The small hotel room was dark. The white walls stood bare, the only furniture in the room being the small bed that rested a few feet to my right. It was late at night, yet the sound of jazz from some celebration down the street was still audible, even thru our window on the third floor. I kept it open to allow the warm summer air to waft into the cool room, rustling the white curtains as it passed over the windowsill. Now as I stood in front of the large window with its panes handing ajar, I marveled at the city beneath me. It had been his idea to visit New Orleans in the summertime.

"It's beautiful," he had told me a month ago, when I had still been pushing for a trip to the New England area instead. "At night, after you would think everyone had gone to sleep, you can still hear the celebrations of one thing or another going on in the streets. And if you open the window, you can feel the warm summer breeze wrap around you like a blanket."

I think about his words even more now that I can actually see and hear and feel all that he had described. A month ago I had tried and tried to change his mind. For some reason, I had been dead-set on going to New England, though now I can't remember why. In this hotel room, with the summer breeze and the rustling white curtains, I can't possibly imagine ever wanting to be anywhere else.

In the quiet calm of the night, my thoughts glide to everything that had happened recently, and how quickly time had moved. It seemed only yesterday that we had met, yet now we were on our honeymoon. This was our fifth day in the city, and six days ago had been our wedding day. I can still remember it clearly in my mind; I forced myself to remember every detail so that I could replay it in my mind over and over for years to come.

It was the tiniest white chapel I had ever seen, yet he insisted on being married there. It was just one more thing he was right about. The quaint charm of the small chapel brought an air of perfect simplicity to the occasion, and it even seemed to have a calming effect on my nerves. And I was so nervous. I'd been preparing all month. For some reason, I was deathly afraid of forgetting what to say, saying it at the wrong time, or worse, not saying it at all. I practiced the words "I do" to my mirror so many times that the words actually began to feel comfortable in my mouth, as if I was always meant to say them. I suppose I was. I was so prepared and so nervous that the only things I could think about before walking down the aisle were what could go wrong.

But then I looked up.

I looked up and I saw his eyes, and he saw mine. And he was the only person in the room. My family, my friends, everyone who had come to see this occasion, none of them mattered at this moment. All that mattered was that he was here. And since he was here, everything would be fine.
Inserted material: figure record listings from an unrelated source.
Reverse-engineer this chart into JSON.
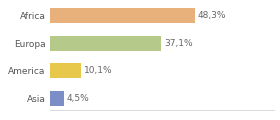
{
  "categories": [
    "Asia",
    "America",
    "Europa",
    "Africa"
  ],
  "values": [
    4.5,
    10.1,
    37.1,
    48.3
  ],
  "labels": [
    "4,5%",
    "10,1%",
    "37,1%",
    "48,3%"
  ],
  "bar_colors": [
    "#7b8ec8",
    "#e8c84a",
    "#b5c98a",
    "#e8b07a"
  ],
  "xlim": [
    0,
    75
  ],
  "background_color": "#ffffff",
  "label_fontsize": 6.5,
  "tick_fontsize": 6.5,
  "bar_height": 0.55
}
I can't help but smile as I relive these memories. After all, it was the happiest moment of my life. It seems even happier now as I stand in perfect peace. My nightgown swirls around me, dancing with the shadows as it's swept by the summer breeze. I glance over at the sleeping face of my husband, smiling gently before returning my gaze to the living city outside.

I allow my thoughts to wander once again, shifting from the day we first met, to our first kiss, and finally to the events of the day. Today, just like every other day this week, was spent exploring the wonders of the town. And once again, we had risen early and slept late. But I couldn't sleep. Not tonight. At least once before this paradise ended I told myself I would stay up to see exactly what he had meant about the city at night.

And he was right. Once again, and as always, he was right about every detail, down to the last line. He was right about the noise and the air and the time. New Orleans at night was beautiful. Even so, a part of me felt that this was wrong, to gaze out at the city on a night that he had so perfectly described without him. But even as I thought this, I didn't hear the rustling of bed sheets or the padding of footsteps behind me. In fact, I didn't even realize he was there next to me until his arms wrapped around me, holding me gently to him as we watched the city together.